Chinai la testa, cauta. «Non riesco a immaginare perché mi ha cercato, signora».
Lei rise. «Signora? No, guarda, chiamami Jayde. Ti ho cercata perché non avevo mai visto nessuno arpionare come te. È stato un tiro cazzutissimo».
«È stato un caso» cercai di svicolare. Che cosa voleva quella mocciosa da me?
Lei rise di nuovo. «Seh, come no. Guarda, ero in acqua e tutto, ma ho visto benissimo». Si toccò una tempia. «Ho due protesi per la visione notturna. Hai mirato e hai lanciato, non è stato un caso. E anche dopo... mi hai recuperata dalla laguna. Eravamo nel Lethe, non vicino alla riva. Quindi mi hai trascinato per un bel pezzo e mi hai tirata su di peso. Nessuna Lontra ci sarebbe riuscita».
Iniziavo a irritarmi. «È quello che sono, mi dispiace».
«È quello che sei ora, forse. Ti ho detto che ti ho cercata. Hai lasciato il tuo vero nome a mio padre, ho fatto delle ricerche. C’era una Raina, nella casa dei Tempest».

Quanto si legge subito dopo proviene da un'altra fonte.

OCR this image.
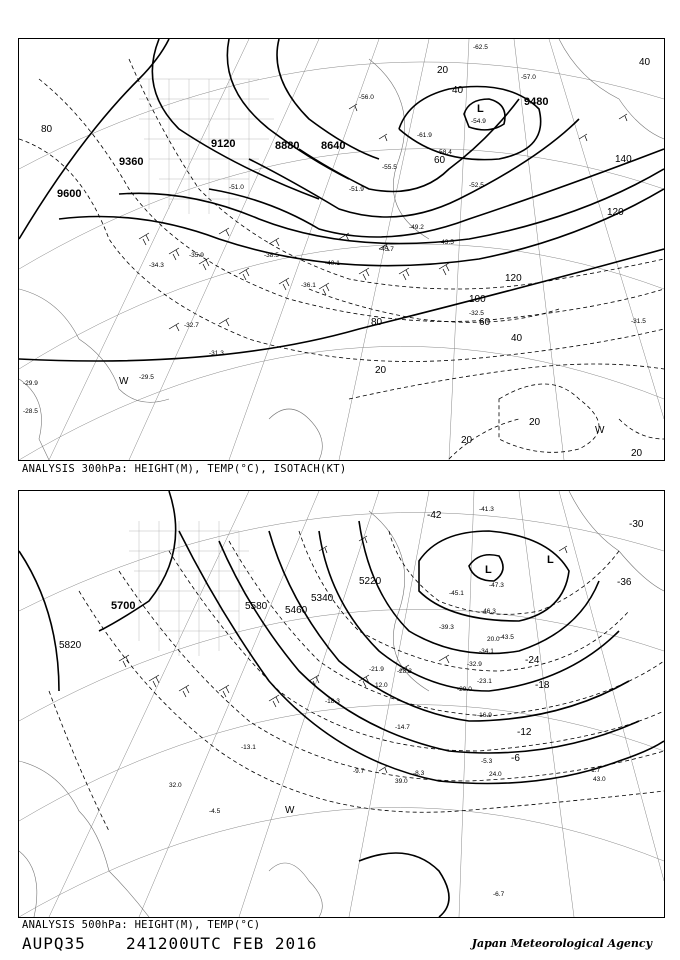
9600
9360
9120	8880 8640
9480
L
20
40
60
80
100
120
140
120
80	60
40
20
20
20
20
40
-54.9
-61.9
-58.4
-55.5
-51.9
-49.2
-45.7
-43.5
-40.1
-38.5
-36.1
-35.9
-34.3
-32.7
-31.3
-29.5
-29.9
-28.5
-31.5
-52.5
-51.0
-57.0
-62.5
-56.0
-32.5
W
W
ANALYSIS 300hPa: HEIGHT(M), TEMP(°C), ISOTACH(KT)
5700
5820
5580 5460
5340
5220
L
L
-42
-30
-36
-24
-18
-12
-6
-47.3
-46.3
-43.5
-45.1
-41.3
-39.3
-34.1
-32.9
-29.0
-28.3
-23.1
-21.9
-18.3
-16.9
-14.7
-13.1
-9.7	-8.3
-5.3
-4.5
-1.7
-6.7
12.0
24.0
39.0	43.0
32.0
20.0
W
ANALYSIS 500hPa: HEIGHT(M), TEMP(°C)
AUPQ35	241200UTC FEB 2016	Japan Meteorological Agency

Suppongo che a quel punto cambiai colore.
«La terza figlia di Grail Tempest, che guarda caso era un arpioniere. Cugino di Kragen Tempest, decimato con il resto della famiglia undici anni fa, durante la Prima Faida. È tutto scritto, sai. I Christanti hanno prosperato sulla vostra distruzione, fino a diventare la terza casa. Ai tempi dovevi avere suppergiù la mia età. Chi sarebbe Grayshore?».
Deglutii. «Mio marito».
Lei inarcò le sopracciglia, ma non fece commenti.
«Non ho capito perché mi hai cercata» osai chiedere.
Sul suo viso color bronzo tornò il sorriso. «Voglio che mi insegni ad arpionare. In casa mia nessuno mi prende sul serio. La donna di mio padre mi odia, non vede l’ora di spedirmi sulla terraferma. So di aver fatto una cazzata, con quel serpente».
«Ah, lo sai?».
E nonostante fosse la figlia di uno dei peggiori individui di Lagoon, c’era qualcosa di irresistibile, in quella ragazzina.
Lei fece un gesto scocciato. «Già. Dovevo tirarmelo dietro in un canale minore e poi sparargli un dardo».
«Sparar le» specificai io.
Jayde spalancò gli occhi. «Era una serpentessa?».
«Già. E credo che l’altro serpente fosse suo figlio».
«Oh, wow. Hai anche tu delle protesi alle retine?».
«No».
Se le avessi avute me le sarei già vendute.
«Visto? Sapevo che eri un’arpioniera cazzuta. Mi insegni?».
Scossi la testa. «Mi dispiace, non posso. Ho... delle cose da fare».
Lei rise ancora. «E che cosa? Raccogliere alghe? Pescare? Non sei una Lontra!».
« Sono una Lontra» la corressi.
Jayde ci pensò su per un paio di secondi. «Ti p**o. Dov’è il problema? Ti p**o, Santa Filippa! Non dirmi di no, ti prego!».
La cosa più saggia sarebbe stato trovare un modo di declinare, lo sapevo.
Ma Jayde era la figlia di un uomo potente e cattivo, il capo di una delle famiglie che stavano distruggendo sistematicamente la città, una persona senza scrupoli e senza codice... e sembrava che di sua figlia gli importasse. Dire di no a lei poteva far incazzare lui, e se Argent Sephiran si fosse incazzato con me non sarebbe stata una bella cosa.
Inoltre, mi servivano i soldi. Ancora di più ora che ero rimasta senza il sonar, la rete e le altre cose che mi servivano per pescare di frodo.
La mia risposta quindi fu: «Mi paghi quanto?».